Come giudica il modo in cui la stampa occidentale scrive delle iraniane? Utilizzando i dati forniti dai gruppi d'opposizione e da gente che abita fuori dal paese e non ha informazioni aggiornate, passa l'immagine di vittime inermi di un sistema teocratico che non fa che opprimerle. Questo stereotipo è in parte dovuto al velo obbligatorio, e in parte alla volontà di ignorare i progressi compiuti dal 1979 ad oggi.
Quali tasselli mancano al lettore occidentale per comprendere «l'universo femminile» iraniano? La propaganda contro l'Iran omette il fatto che in questi quattro decenni le iraniane hanno migliorato le proprie condizioni di vita da sole, senza aiuti stranieri. Oggi le iraniane sono presenti in molteplici settori, anche in politica. Gli ostacoli sono tanti, ma non hanno perso la speranza nel futuro. E non è stato l'Ayatollah Khomeini a relegare le donne al ruolo di casalinghe, tant'è che dichiarò: «Le signore hanno il diritto di interferire in politica, è loro dovere e responsabilità». Detto questo, l'accesso delle donne all'arena politica ha portato allo scontro tra due diverse fazioni: per i tradizionalisti la donna è solo moglie e madre; i riformisti non colgono invece alcuna contraddizione tra il ruolo in famiglia e le attività sociopolitiche, portano a esempio le prime musulmane che combatterono a fianco del profeta Maometto, e ricordano che le iraniane hanno partecipato alla Rivoluzione del 1979 e dato il loro contributo nella guerra scatenata da Saddam Hussein nel 1980. Come in altri casi, con gli uomini al fronte, le donne furono costrette ad assumere ruoli in diversi ambiti.

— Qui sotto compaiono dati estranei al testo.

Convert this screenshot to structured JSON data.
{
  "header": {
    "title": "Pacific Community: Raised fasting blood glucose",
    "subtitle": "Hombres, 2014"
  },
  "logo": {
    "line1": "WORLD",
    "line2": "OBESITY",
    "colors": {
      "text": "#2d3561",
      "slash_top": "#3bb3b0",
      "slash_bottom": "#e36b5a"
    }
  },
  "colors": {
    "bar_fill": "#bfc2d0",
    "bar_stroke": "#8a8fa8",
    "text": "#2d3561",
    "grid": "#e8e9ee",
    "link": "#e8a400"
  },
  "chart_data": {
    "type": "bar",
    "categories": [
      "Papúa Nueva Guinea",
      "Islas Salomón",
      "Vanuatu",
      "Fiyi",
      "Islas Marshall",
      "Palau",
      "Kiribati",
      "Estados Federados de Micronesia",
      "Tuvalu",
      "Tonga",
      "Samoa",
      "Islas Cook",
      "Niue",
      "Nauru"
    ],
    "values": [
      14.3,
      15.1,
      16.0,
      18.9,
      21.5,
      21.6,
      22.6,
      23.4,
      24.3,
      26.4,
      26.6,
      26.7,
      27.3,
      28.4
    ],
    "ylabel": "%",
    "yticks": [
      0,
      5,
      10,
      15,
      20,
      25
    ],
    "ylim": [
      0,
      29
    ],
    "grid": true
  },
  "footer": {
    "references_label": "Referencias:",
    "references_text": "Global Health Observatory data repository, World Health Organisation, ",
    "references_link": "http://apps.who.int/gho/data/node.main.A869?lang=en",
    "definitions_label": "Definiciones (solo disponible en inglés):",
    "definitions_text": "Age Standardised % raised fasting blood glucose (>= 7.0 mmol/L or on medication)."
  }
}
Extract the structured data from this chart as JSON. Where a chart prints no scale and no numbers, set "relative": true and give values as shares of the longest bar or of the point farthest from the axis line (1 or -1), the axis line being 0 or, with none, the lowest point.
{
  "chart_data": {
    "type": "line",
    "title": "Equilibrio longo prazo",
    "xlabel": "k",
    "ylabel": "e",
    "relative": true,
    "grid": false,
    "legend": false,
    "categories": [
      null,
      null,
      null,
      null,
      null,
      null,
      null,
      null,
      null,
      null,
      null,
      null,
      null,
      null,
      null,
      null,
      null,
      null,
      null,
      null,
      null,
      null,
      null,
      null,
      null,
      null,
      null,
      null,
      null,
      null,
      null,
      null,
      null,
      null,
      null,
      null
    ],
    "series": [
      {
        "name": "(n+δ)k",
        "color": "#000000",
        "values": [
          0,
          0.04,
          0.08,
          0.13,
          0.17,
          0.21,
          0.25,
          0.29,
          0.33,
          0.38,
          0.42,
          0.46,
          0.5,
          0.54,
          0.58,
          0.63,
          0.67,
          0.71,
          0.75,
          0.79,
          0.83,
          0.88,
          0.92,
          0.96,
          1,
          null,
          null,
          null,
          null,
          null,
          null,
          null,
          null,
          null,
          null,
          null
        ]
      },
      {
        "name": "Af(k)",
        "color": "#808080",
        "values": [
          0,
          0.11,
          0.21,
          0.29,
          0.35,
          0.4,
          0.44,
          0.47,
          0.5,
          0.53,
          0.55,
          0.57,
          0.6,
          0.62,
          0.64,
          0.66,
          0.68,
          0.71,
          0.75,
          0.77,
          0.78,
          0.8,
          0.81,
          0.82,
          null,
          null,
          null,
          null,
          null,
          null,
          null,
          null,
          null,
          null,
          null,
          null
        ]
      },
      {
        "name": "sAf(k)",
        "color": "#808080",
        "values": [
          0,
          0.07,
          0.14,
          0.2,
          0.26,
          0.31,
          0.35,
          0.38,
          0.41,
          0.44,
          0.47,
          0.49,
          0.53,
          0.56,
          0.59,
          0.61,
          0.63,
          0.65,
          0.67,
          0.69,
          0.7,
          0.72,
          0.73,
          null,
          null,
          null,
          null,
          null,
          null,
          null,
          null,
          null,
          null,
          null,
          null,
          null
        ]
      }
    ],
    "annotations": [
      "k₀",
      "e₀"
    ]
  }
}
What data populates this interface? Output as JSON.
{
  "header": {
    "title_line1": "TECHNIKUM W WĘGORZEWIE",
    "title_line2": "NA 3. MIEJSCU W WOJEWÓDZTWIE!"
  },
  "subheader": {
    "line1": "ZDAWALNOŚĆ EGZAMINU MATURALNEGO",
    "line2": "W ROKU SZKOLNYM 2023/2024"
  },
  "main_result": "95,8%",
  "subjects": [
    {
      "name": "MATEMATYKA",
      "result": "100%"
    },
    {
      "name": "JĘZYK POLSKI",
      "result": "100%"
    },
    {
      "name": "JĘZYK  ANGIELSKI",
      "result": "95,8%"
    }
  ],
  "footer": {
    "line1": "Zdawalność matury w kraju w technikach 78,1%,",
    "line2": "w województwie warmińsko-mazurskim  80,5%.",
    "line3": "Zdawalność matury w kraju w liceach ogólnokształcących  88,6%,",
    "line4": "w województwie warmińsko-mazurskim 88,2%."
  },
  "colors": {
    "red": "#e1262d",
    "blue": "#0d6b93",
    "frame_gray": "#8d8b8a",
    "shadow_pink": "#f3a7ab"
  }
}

L'Iran è al 177esimo posto nel report delle Nazioni Unite «Women in Politics»: le deputate sono soltanto 17 (su 290)... Il potere politico non sta solo nelle istituzioni ma anche nella società civile, tant'è che le donne sono sempre presenti nelle dimostrazioni di protesta. Poco alla volta la presenza femminile nelle istituzioni è diventata la norma. Era stato Khatami a infrangere il tabù, scegliendo cinque donne consulenti. Nel 2009 Ahmadinejad aveva optato per tre ministre. L'attuale presidente Rohani ha due vice presidenti, un'assistente e una donna ambasciatore. Nei prossimi tre anni un terzo delle posizioni manageriali dell'esecutivo dovrà essere occupato al femminile. Le quote rose sono una forma di discriminazione positiva che può funzionare.